Mol Pharmacol. 1995 Nov;48(5):869-79.
- PubMed ID
- 7476918 [ View in PubMed]
- Abstract
Five distinct cDNA clones encoding four different isoforms of human prostaglandin (PG) E receptor EP3 subtype were isolated from a human kidney cDNA library. Two cDNA clones differed only in their 3'-untranslated regions. The four isoforms, tentatively named EP3-I, EP3-II, EP3-III, and EP3-IV, which were generated by alternative mRNA splicing, had identical amino acid sequences except for their different carboxyl-terminal tails. Transfection experiments revealed that all the four isoforms show high binding affinities to PGE2, PGE1, and M&B28767, an EP3-specific agonist, whereas their downstream signaling pathways are divergent. M&B28767 increased cAMP concentrations in cells expressing EP3-II and EP3-IV, whereas it inhibited forskolin-induced cAMP accumulations in cells expressing all EP3 isoforms. M&B28767 also stimulated phosphoinositide turnover in cells expressing EP3-I and EP3-II. Northern blot analysis revealed that the EP3 gene is expressed in a wide variety of human tissues. The human EP3 mRNA was present most abundantly in the kidney, pancreas, and uterus. A substantial expression was also detected in the heart, liver, skeletal muscle, small intestine, colon, prostate, ovary, and testis.
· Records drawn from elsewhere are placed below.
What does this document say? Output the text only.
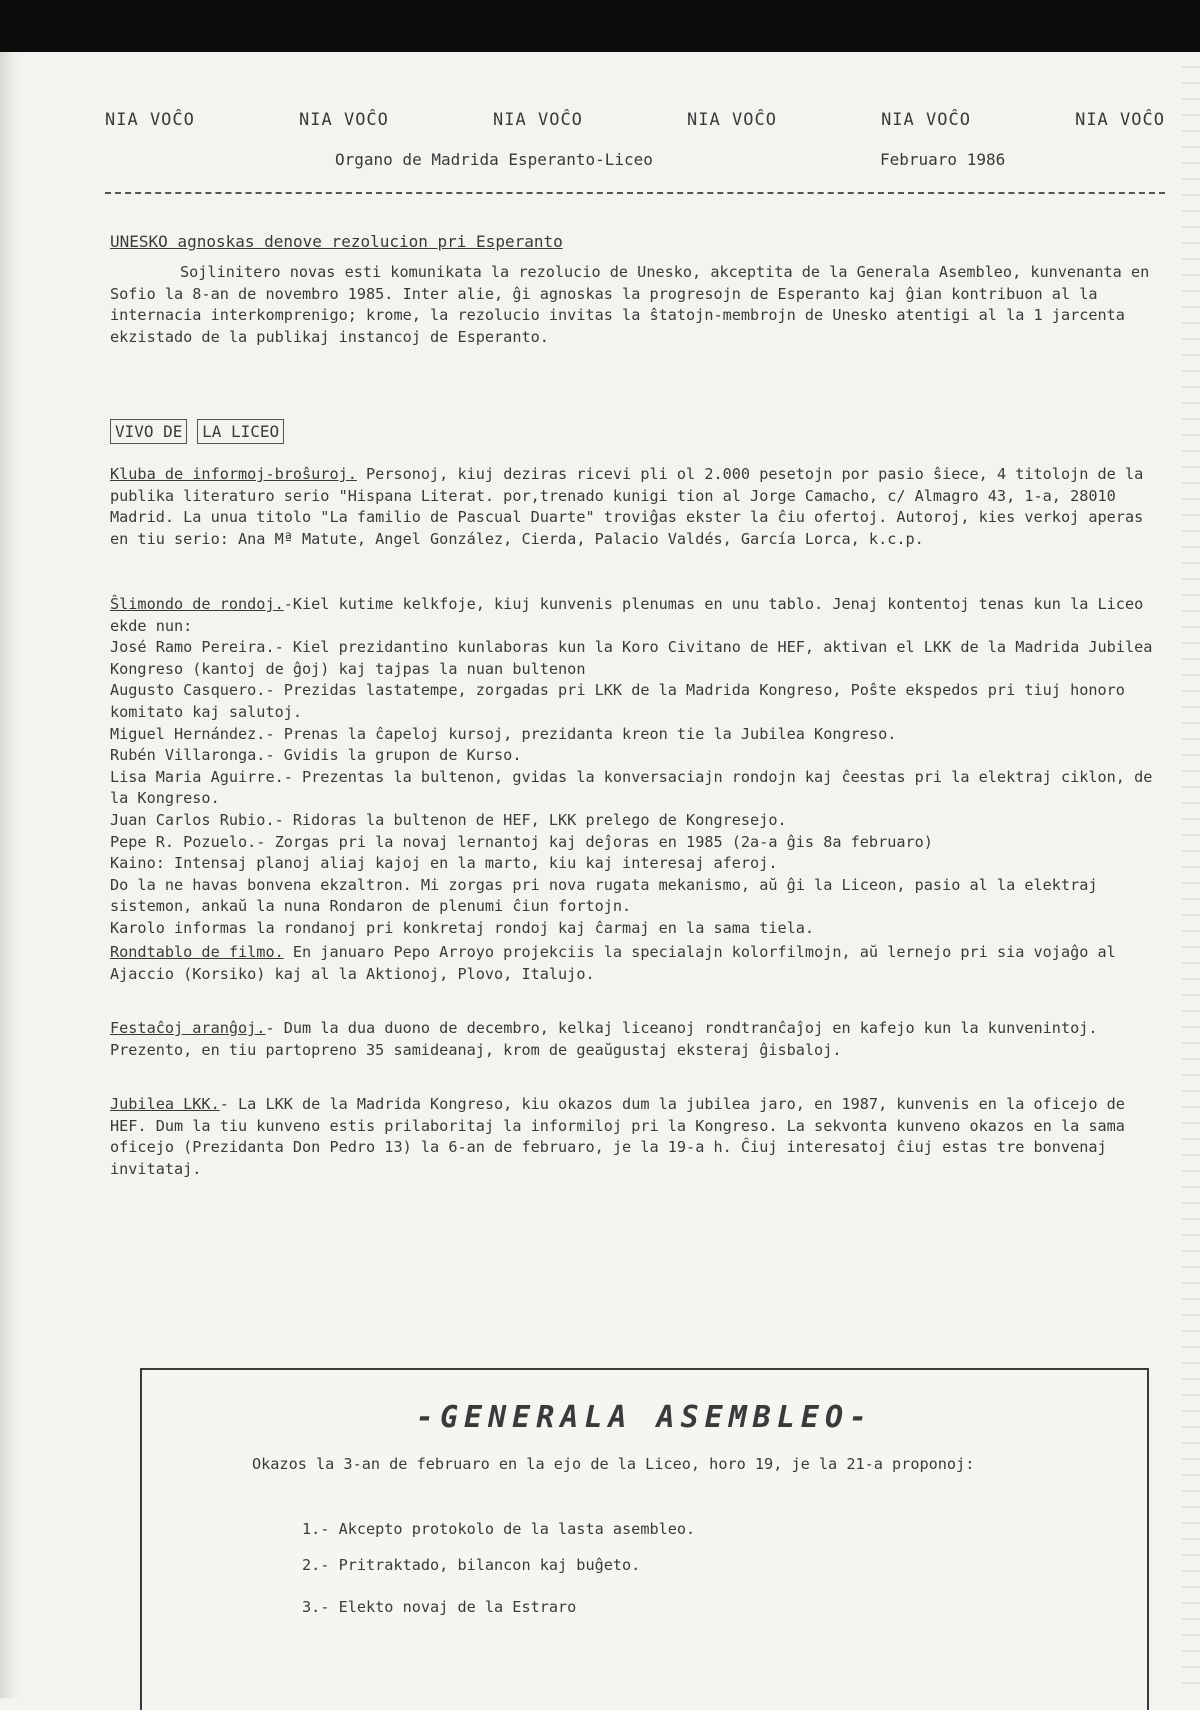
NIA VOĈO	NIA VOĈO	NIA VOĈO	NIA VOĈO	NIA VOĈO	NIA VOĈO
Organo de Madrida Esperanto-Liceo	Februaro 1986
UNESKO agnoskas denove rezolucion pri Esperanto
Sojlinitero novas esti komunikata la rezolucio de Unesko, akceptita de la Generala Asembleo, kunvenanta en Sofio la 8-an de novembro 1985. Inter alie, ĝi agnoskas la progresojn de Esperanto kaj ĝian kontribuon al la internacia interkomprenigo; krome, la rezolucio invitas la ŝtatojn-membrojn de Unesko atentigi al la 1 jarcenta ekzistado de la publikaj instancoj de Esperanto.
VIVO DE LA LICEO
Kluba de informoj-broŝuroj. Personoj, kiuj deziras ricevi pli ol 2.000 pesetojn por pasio ŝiece, 4 titolojn de la publika literaturo serio "Hispana Literat. por,trenado kunigi tion al Jorge Camacho, c/ Almagro 43, 1-a, 28010 Madrid. La unua titolo "La familio de Pascual Duarte" troviĝas ekster la ĉiu ofertoj. Autoroj, kies verkoj aperas en tiu serio: Ana Mª Matute, Angel González, Cierda, Palacio Valdés, García Lorca, k.c.p.
Ŝlimondo de rondoj.-Kiel kutime kelkfoje, kiuj kunvenis plenumas en unu tablo. Jenaj kontentoj tenas kun la Liceo ekde nun:
José Ramo Pereira.- Kiel prezidantino kunlaboras kun la Koro Civitano de HEF, aktivan el LKK de la Madrida Jubilea Kongreso (kantoj de ĝoj) kaj tajpas la nuan bultenon
Augusto Casquero.- Prezidas lastatempe, zorgadas pri LKK de la Madrida Kongreso, Poŝte ekspedos pri tiuj honoro komitato kaj salutoj.
Miguel Hernández.- Prenas la ĉapeloj kursoj, prezidanta kreon tie la Jubilea Kongreso.
Rubén Villaronga.- Gvidis la grupon de Kurso.
Lisa Maria Aguirre.- Prezentas la bultenon, gvidas la konversaciajn rondojn kaj ĉeestas pri la elektraj ciklon, de la Kongreso.
Juan Carlos Rubio.- Ridoras la bultenon de HEF, LKK prelego de Kongresejo.
Pepe R. Pozuelo.- Zorgas pri la novaj lernantoj kaj deĵoras en 1985 (2a-a ĝis 8a februaro)
Kaino: Intensaj planoj aliaj kajoj en la marto, kiu kaj interesaj aferoj.
Do la ne havas bonvena ekzaltron. Mi zorgas pri nova rugata mekanismo, aŭ ĝi la Liceon, pasio al la elektraj sistemon, ankaŭ la nuna Rondaron de plenumi ĉiun fortojn.
Karolo informas la rondanoj pri konkretaj rondoj kaj ĉarmaj en la sama tiela.
Rondtablo de filmo. En januaro Pepo Arroyo projekciis la specialajn kolorfilmojn, aŭ lernejo pri sia vojaĝo al Ajaccio (Korsiko) kaj al la Aktionoj, Plovo, Italujo.
Festaĉoj aranĝoj.- Dum la dua duono de decembro, kelkaj liceanoj rondtranĉaĵoj en kafejo kun la kunvenintoj. Prezento, en tiu partopreno 35 samideanaj, krom de geaŭgustaj eksteraj ĝisbaloj.
Jubilea LKK.- La LKK de la Madrida Kongreso, kiu okazos dum la jubilea jaro, en 1987, kunvenis en la oficejo de HEF. Dum la tiu kunveno estis prilaboritaj la informiloj pri la Kongreso. La sekvonta kunveno okazos en la sama oficejo (Prezidanta Don Pedro 13) la 6-an de februaro, je la 19-a h. Ĉiuj interesatoj ĉiuj estas tre bonvenaj invitataj.
-GENERALA ASEMBLEO-
Okazos la 3-an de februaro en la ejo de la Liceo, horo 19, je la 21-a proponoj:
1.- Akcepto protokolo de la lasta asembleo.
2.- Pritraktado, bilancon kaj buĝeto.
3.- Elekto novaj de la Estraro
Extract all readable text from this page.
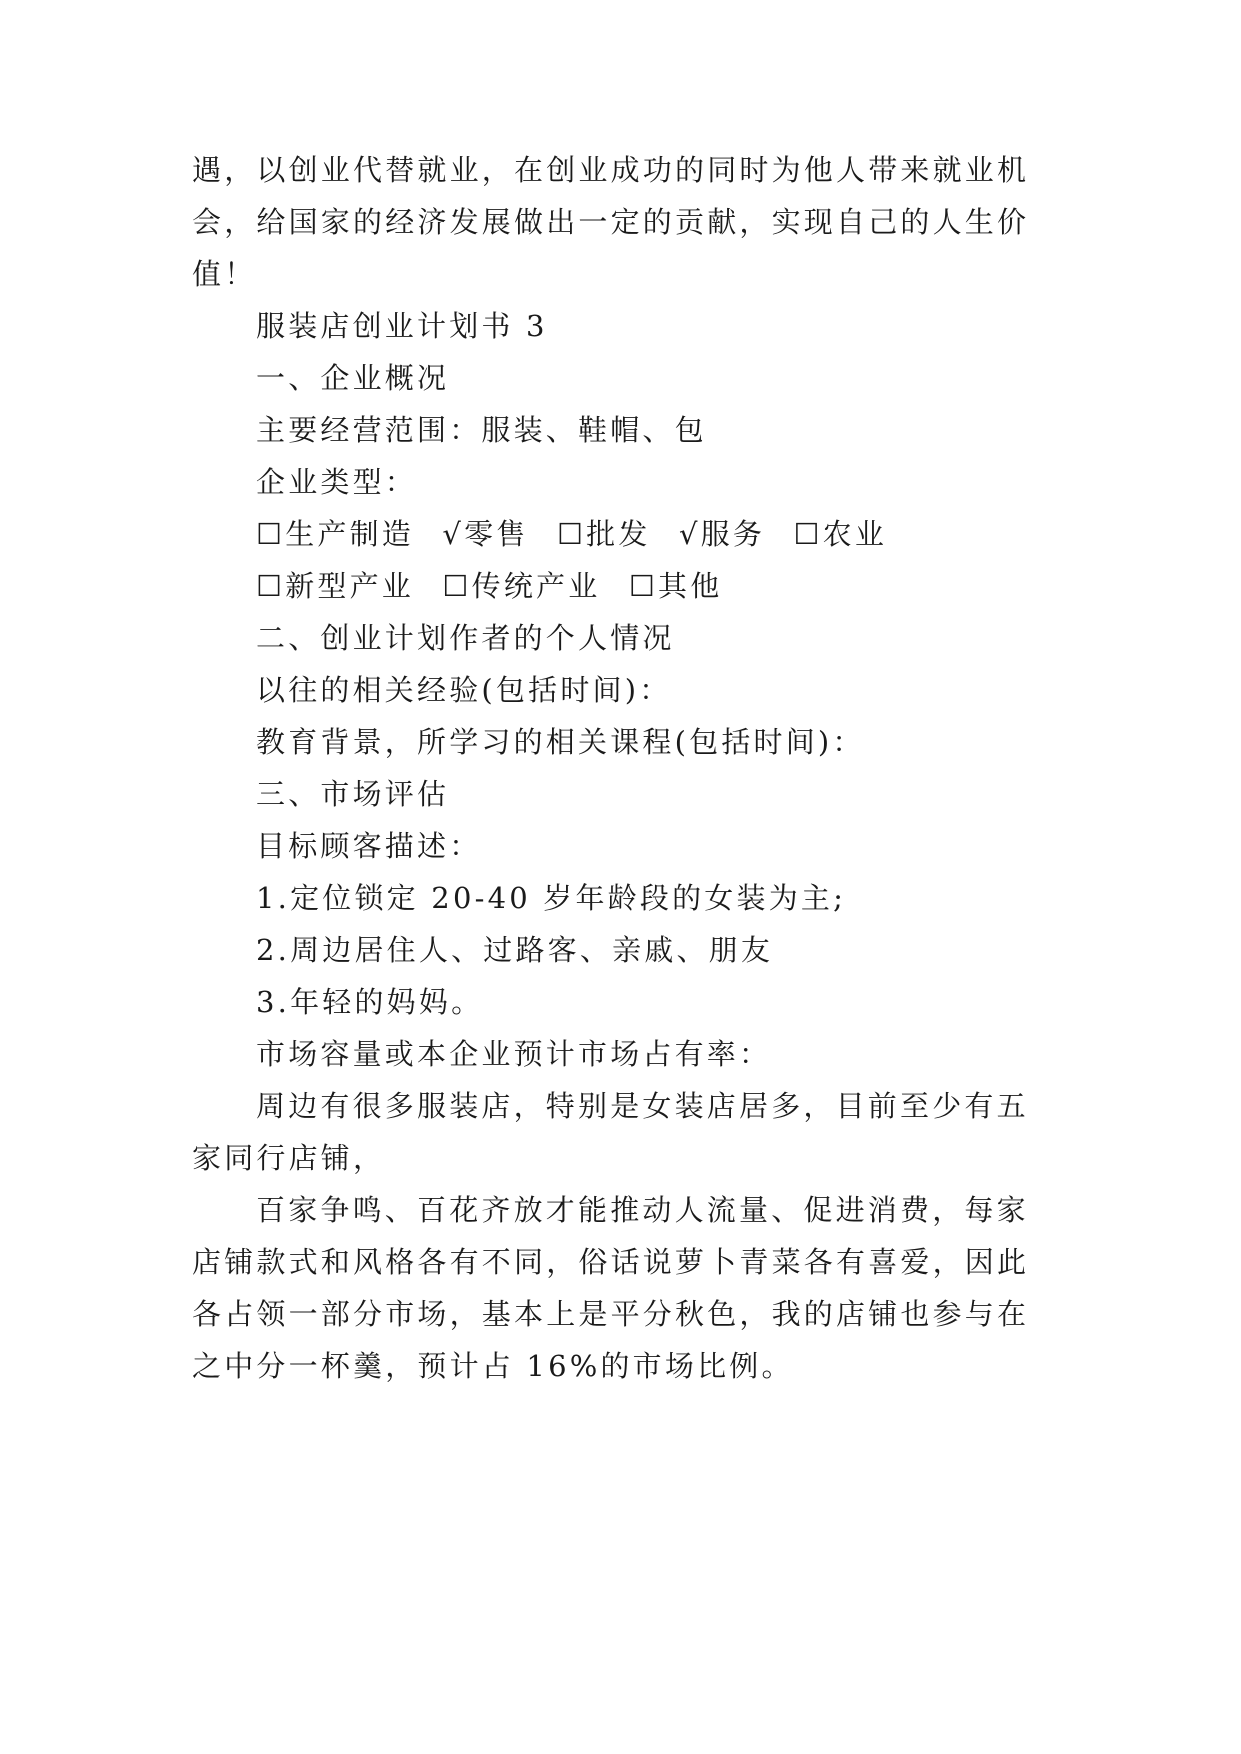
遇，以创业代替就业，在创业成功的同时为他人带来就业机
会，给国家的经济发展做出一定的贡献，实现自己的人生价
值！
服装店创业计划书 3
一、企业概况
主要经营范围：服装、鞋帽、包
企业类型：
☐生产制造 √零售 ☐批发 √服务 ☐农业
☐新型产业 ☐传统产业 ☐其他
二、创业计划作者的个人情况
以往的相关经验(包括时间)：
教育背景，所学习的相关课程(包括时间)：
三、市场评估
目标顾客描述：
1.定位锁定 20-40 岁年龄段的女装为主;
2.周边居住人、过路客、亲戚、朋友
3.年轻的妈妈。
市场容量或本企业预计市场占有率：
周边有很多服装店，特别是女装店居多，目前至少有五
家同行店铺，
百家争鸣、百花齐放才能推动人流量、促进消费，每家
店铺款式和风格各有不同，俗话说萝卜青菜各有喜爱，因此
各占领一部分市场，基本上是平分秋色，我的店铺也参与在
之中分一杯羹，预计占 16%的市场比例。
Furthermore, reverse transcription-polymerase chain reaction analysis demonstrated tissue-specific expressions of the five different EP3 mRNA species. The present study suggests the presence of the multiple systems of PGE2/EP3 isoforms and leads to the better understanding of its physiological and pathophysiological implications in humans.